Reste le caca propre.
Il n’a plus la forme du caca ;
Il n’a plus la couleur du caca ;
Il a moins l’odeur du caca
Mais,
C’est quand même un caca.
Alors,
Le « Monsieur qui s’occupe du caca »
Refait le colis,
Bien emballé,
Bien attaché,
Que la boite ne s’ouvre pas
Et il vous le renvoie
En train, en bateau
En avion ou en n’importe quoi.
Vous, depuis le temps, vous l’aviez oublié.
Voilà que le caca vous revient sur les bras.
Que faire ?
Quel tracas !
Quel tracas que le cas du caca !
Vous le posez dans un coin
Et vous réfléchissez.
Mais pendant que vous réfléchissez
Et qu’il est posé dans un coin,
Il en revient plusieurs fois.
Le caca propre s’accumule.
Voilà que vous disposez
De beaucoup de colis de caca.
Il faut agir !
Réagir !
Les boites on les empilera
Dans un espace où ça ne gène pas
Où ce n’est pas un embarras
Où ça peut être utile !
Je sais pas moi :
Autour de l’hôpital pour l’isoler du froid,
En barrière du bruit pour le parc de loisir
Ou bien en contre vent pour le jardin d’enfant…
Voilà.
C’est ainsi qu’il faut faire.
Ce n’est pas compliqué tout ça
Frères !
Sachons nous réjouir du caca !
Jean Durier 10 04 01
2014
Edition Mélibée
392 pages
Pour Jean Durier-Le Roux, lors de son activité professionnelle, le plus grand moment de plaisir jubilatoire quotidien, c'était la cantine.
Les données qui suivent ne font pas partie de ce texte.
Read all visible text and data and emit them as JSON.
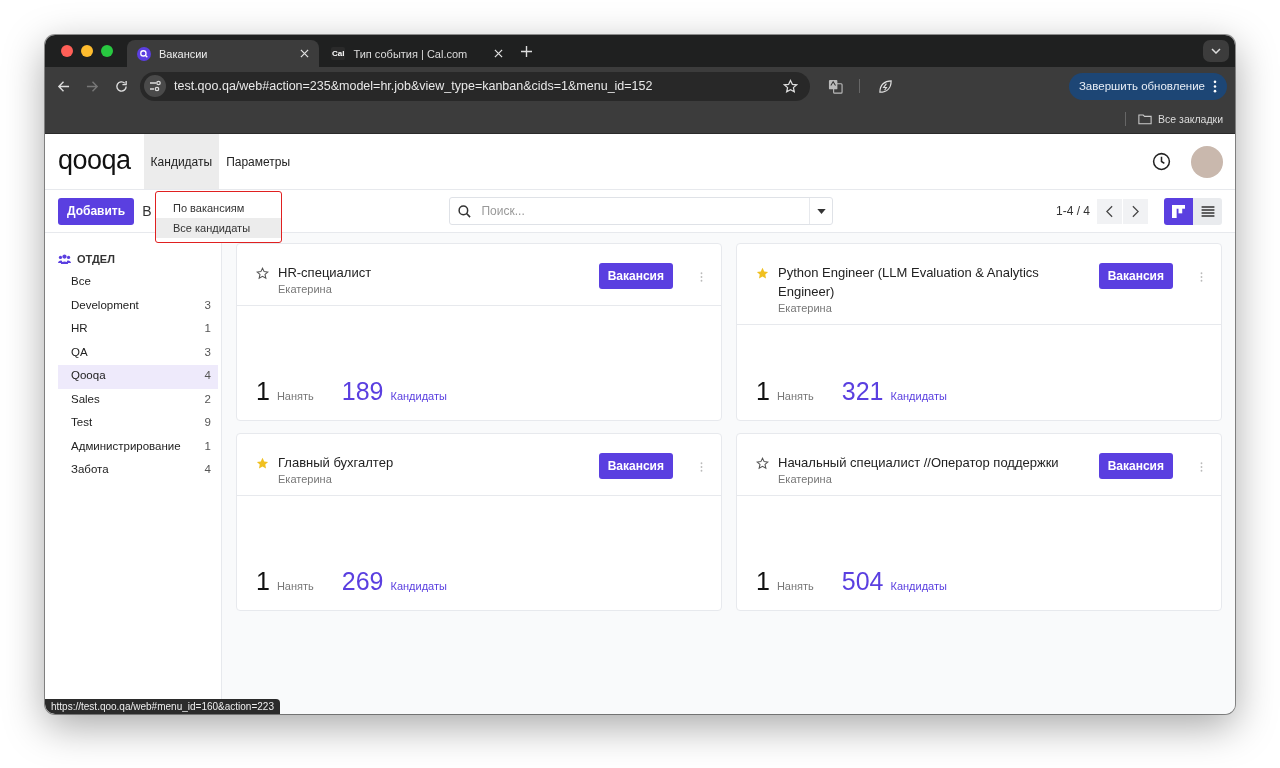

Là, avec une demi-douzaine de galapiats de son espèce, il refaisait le monde. Et puis, la retraite est arrivée : plus de débats dialectiques passionnés. Alors, en toute humilité, il a décidé d'écrire ce qu'il aurait pu défendre véhémentement. Un nouveau problème s'est présenté. Jean Durier-Le Roux s'est souvenu du devoir de philosophie inhérent à la classe de terminale : « Peut-on penser par soi-même ». Il essaie. Ça, pour essayer, il essaie. Même, parfois, il a l'impression d'y arriver... Et là, son narcissisme s'en trouve revalorisé. De quoi se préoccupe-t-il ? A priori de n'importe quoi. Toutefois, il faut bien l'avouer, les sujets liés à la situation sociopolitique reviennent de façon récurrente. Est-ce à regretter ? Aristote, dans le premier chapitre de l'Éthique à Nicomaque, montre que le plus haut niveau de réflexion philosophique que l'on puisse avoir est celui qui concerne le politique. Alors, si c'est Aristote qui le dit...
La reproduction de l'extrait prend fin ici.